In my experience over six years of fostering and adoption, I've yet to meet a kid anywhere near as stressful to care for as the "training" material presents them. Maybe I got lucky, but the four kids I've looked after have been some of the sweetest, most cheerful, and most charming little folks you could ask for. If anything, the struggle was getting them out of their shells and behaving like a normal rambunctious kid.

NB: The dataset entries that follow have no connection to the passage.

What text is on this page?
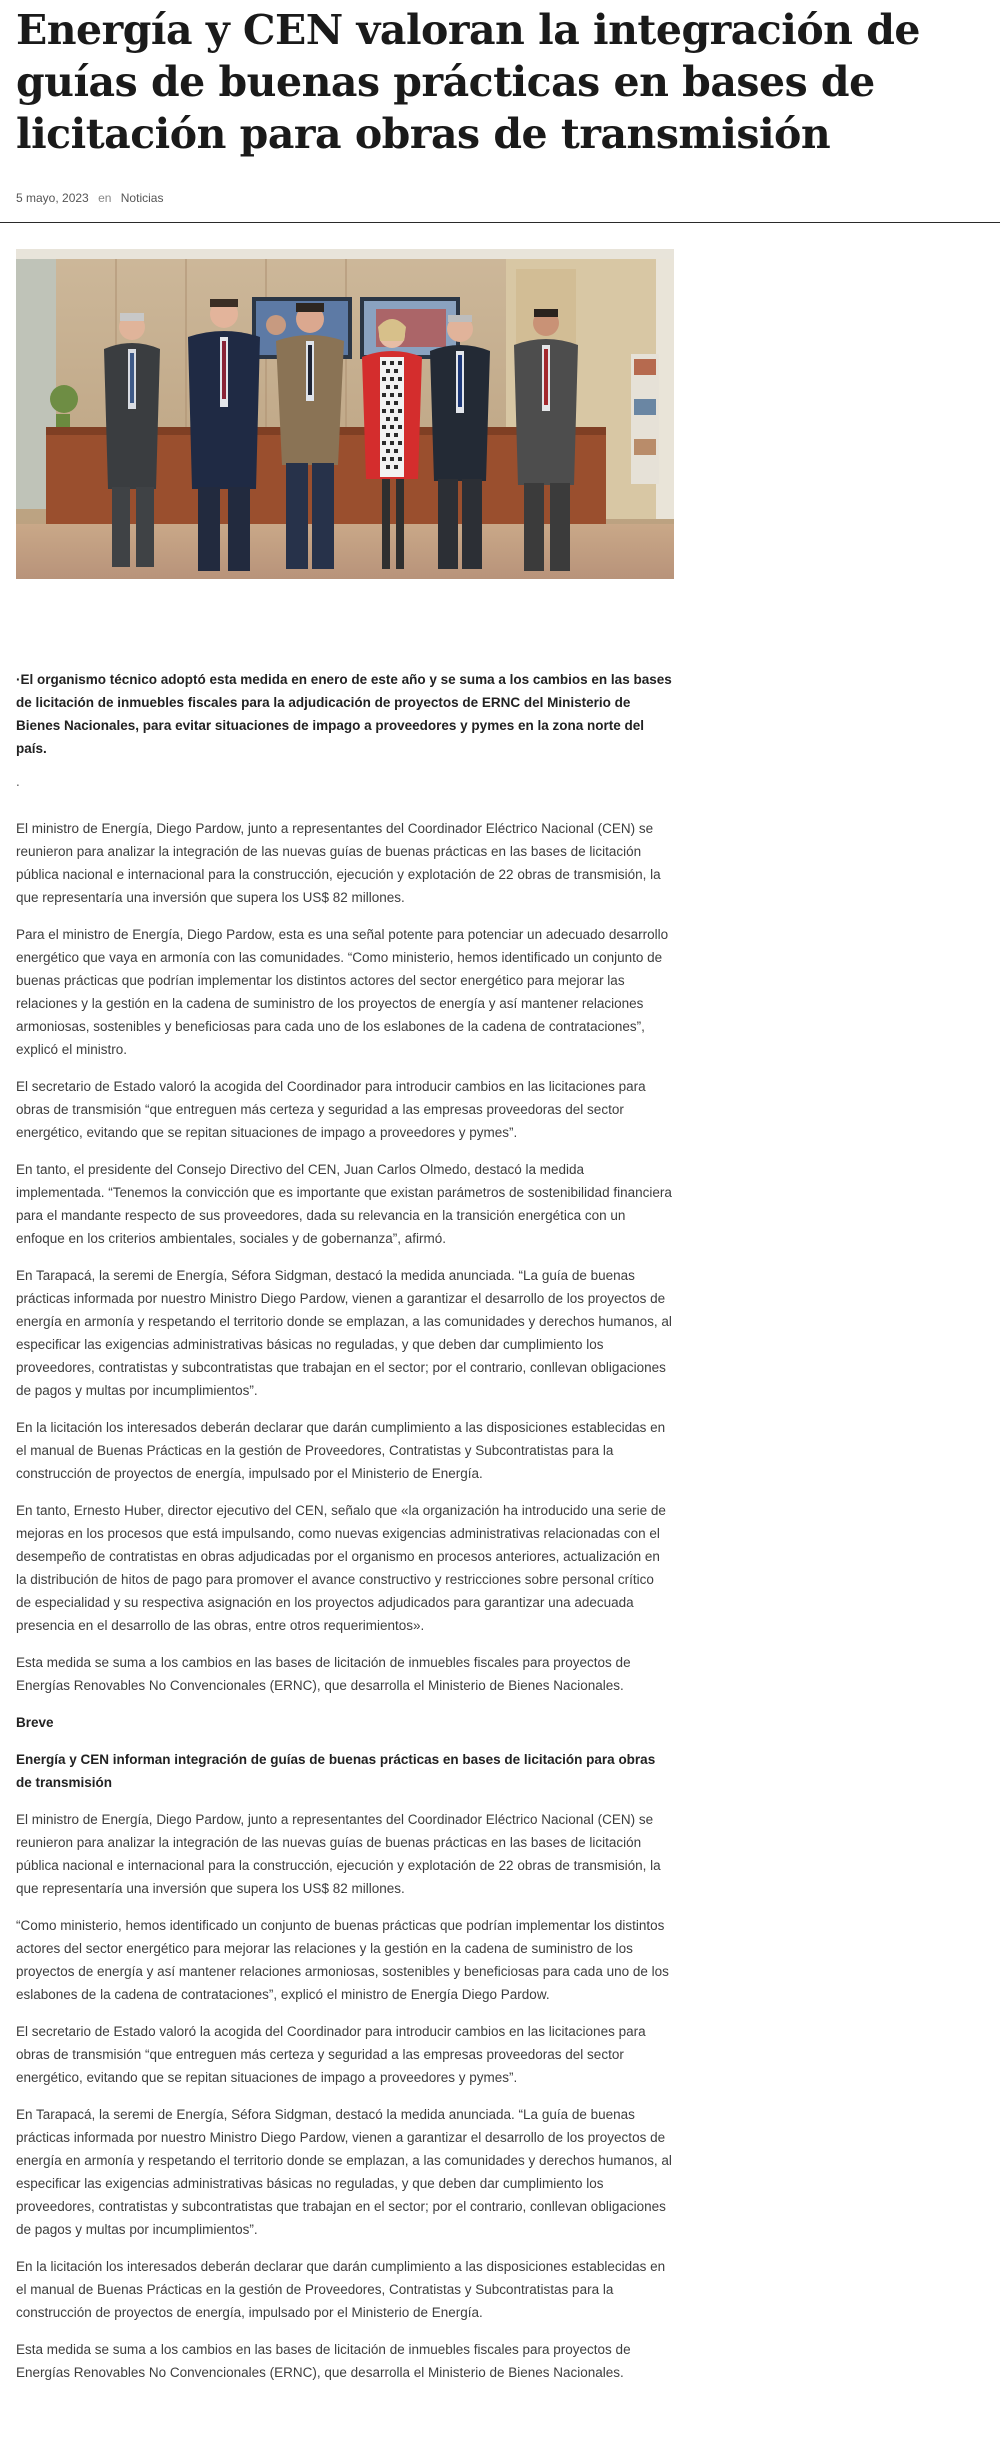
Energía y CEN valoran la integración de guías de buenas prácticas en bases de licitación para obras de transmisión
5 mayo, 2023 en Noticias

·El organismo técnico adoptó esta medida en enero de este año y se suma a los cambios en las bases de licitación de inmuebles fiscales para la adjudicación de proyectos de ERNC del Ministerio de Bienes Nacionales, para evitar situaciones de impago a proveedores y pymes en la zona norte del país.

.

El ministro de Energía, Diego Pardow, junto a representantes del Coordinador Eléctrico Nacional (CEN) se reunieron para analizar la integración de las nuevas guías de buenas prácticas en las bases de licitación pública nacional e internacional para la construcción, ejecución y explotación de 22 obras de transmisión, la que representaría una inversión que supera los US$ 82 millones.

Para el ministro de Energía, Diego Pardow, esta es una señal potente para potenciar un adecuado desarrollo energético que vaya en armonía con las comunidades. “Como ministerio, hemos identificado un conjunto de buenas prácticas que podrían implementar los distintos actores del sector energético para mejorar las relaciones y la gestión en la cadena de suministro de los proyectos de energía y así mantener relaciones armoniosas, sostenibles y beneficiosas para cada uno de los eslabones de la cadena de contrataciones”, explicó el ministro.

El secretario de Estado valoró la acogida del Coordinador para introducir cambios en las licitaciones para obras de transmisión “que entreguen más certeza y seguridad a las empresas proveedoras del sector energético, evitando que se repitan situaciones de impago a proveedores y pymes”.

En tanto, el presidente del Consejo Directivo del CEN, Juan Carlos Olmedo, destacó la medida implementada. “Tenemos la convicción que es importante que existan parámetros de sostenibilidad financiera para el mandante respecto de sus proveedores, dada su relevancia en la transición energética con un enfoque en los criterios ambientales, sociales y de gobernanza”, afirmó.

En Tarapacá, la seremi de Energía, Séfora Sidgman, destacó la medida anunciada. “La guía de buenas prácticas informada por nuestro Ministro Diego Pardow, vienen a garantizar el desarrollo de los proyectos de energía en armonía y respetando el territorio donde se emplazan, a las comunidades y derechos humanos, al especificar las exigencias administrativas básicas no reguladas, y que deben dar cumplimiento los proveedores, contratistas y subcontratistas que trabajan en el sector; por el contrario, conllevan obligaciones de pagos y multas por incumplimientos”.

En la licitación los interesados deberán declarar que darán cumplimiento a las disposiciones establecidas en el manual de Buenas Prácticas en la gestión de Proveedores, Contratistas y Subcontratistas para la construcción de proyectos de energía, impulsado por el Ministerio de Energía.

En tanto, Ernesto Huber, director ejecutivo del CEN, señalo que «la organización ha introducido una serie de mejoras en los procesos que está impulsando, como nuevas exigencias administrativas relacionadas con el desempeño de contratistas en obras adjudicadas por el organismo en procesos anteriores, actualización en la distribución de hitos de pago para promover el avance constructivo y restricciones sobre personal crítico de especialidad y su respectiva asignación en los proyectos adjudicados para garantizar una adecuada presencia en el desarrollo de las obras, entre otros requerimientos».

Esta medida se suma a los cambios en las bases de licitación de inmuebles fiscales para proyectos de Energías Renovables No Convencionales (ERNC), que desarrolla el Ministerio de Bienes Nacionales.

Breve

Energía y CEN informan integración de guías de buenas prácticas en bases de licitación para obras de transmisión

El ministro de Energía, Diego Pardow, junto a representantes del Coordinador Eléctrico Nacional (CEN) se reunieron para analizar la integración de las nuevas guías de buenas prácticas en las bases de licitación pública nacional e internacional para la construcción, ejecución y explotación de 22 obras de transmisión, la que representaría una inversión que supera los US$ 82 millones.

“Como ministerio, hemos identificado un conjunto de buenas prácticas que podrían implementar los distintos actores del sector energético para mejorar las relaciones y la gestión en la cadena de suministro de los proyectos de energía y así mantener relaciones armoniosas, sostenibles y beneficiosas para cada uno de los eslabones de la cadena de contrataciones”, explicó el ministro de Energía Diego Pardow.

El secretario de Estado valoró la acogida del Coordinador para introducir cambios en las licitaciones para obras de transmisión “que entreguen más certeza y seguridad a las empresas proveedoras del sector energético, evitando que se repitan situaciones de impago a proveedores y pymes”.

En Tarapacá, la seremi de Energía, Séfora Sidgman, destacó la medida anunciada. “La guía de buenas prácticas informada por nuestro Ministro Diego Pardow, vienen a garantizar el desarrollo de los proyectos de energía en armonía y respetando el territorio donde se emplazan, a las comunidades y derechos humanos, al especificar las exigencias administrativas básicas no reguladas, y que deben dar cumplimiento los proveedores, contratistas y subcontratistas que trabajan en el sector; por el contrario, conllevan obligaciones de pagos y multas por incumplimientos”.

En la licitación los interesados deberán declarar que darán cumplimiento a las disposiciones establecidas en el manual de Buenas Prácticas en la gestión de Proveedores, Contratistas y Subcontratistas para la construcción de proyectos de energía, impulsado por el Ministerio de Energía.

Esta medida se suma a los cambios en las bases de licitación de inmuebles fiscales para proyectos de Energías Renovables No Convencionales (ERNC), que desarrolla el Ministerio de Bienes Nacionales.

On the flip side, Texas CPS was a fucking nightmare. We got grilled for taking one girl to have her hair trimmed. We spent three weeks filling out paperwork and doing status checks because we took another little guy with a fever to the Urgent Care. Every single placement involved us submitting whole volumes of medical records to multiple different agencies within a week of taking in the new child. Some of these demands didn't even make sense - we were supposed to bring a newborn to the dentist, despite multiple dentists telling us there's literally no point until they start teething. Our attorney ad lidem was perpetually late for scheduled meetings and insufferably rude at every interaction. Our guardian ad lidem was an absolute sweetheart in a volunteer position who got chewed out by her own "bosses" several times for failing to find anything wrong with us to report up the chain. Court hearings every six months were time-consuming and pedantic, with state officials repeatedly fouling up their own paperwork and forcing rescheduling. Multiple agents left or were fired within the span of a six month placement. Nobody knew when kids were going to be assigned to us or moved to a relative's house, or whether the house was properly inspected and the family accredited, or whether we were foster parents or adoptive parents.
Ultimately, we did a private adoption just to avoid the shit show.
It's a shame how the bureaucracy largely only serves to make lives even harder for these kids.
All children present unique challenges, yes, but when you adopt you have to become acquainted all those challenges at once, while if you raise a baby you get the challenges progressively.
On the other hand, I would be very glad to adopt a child that someone else potty trained already.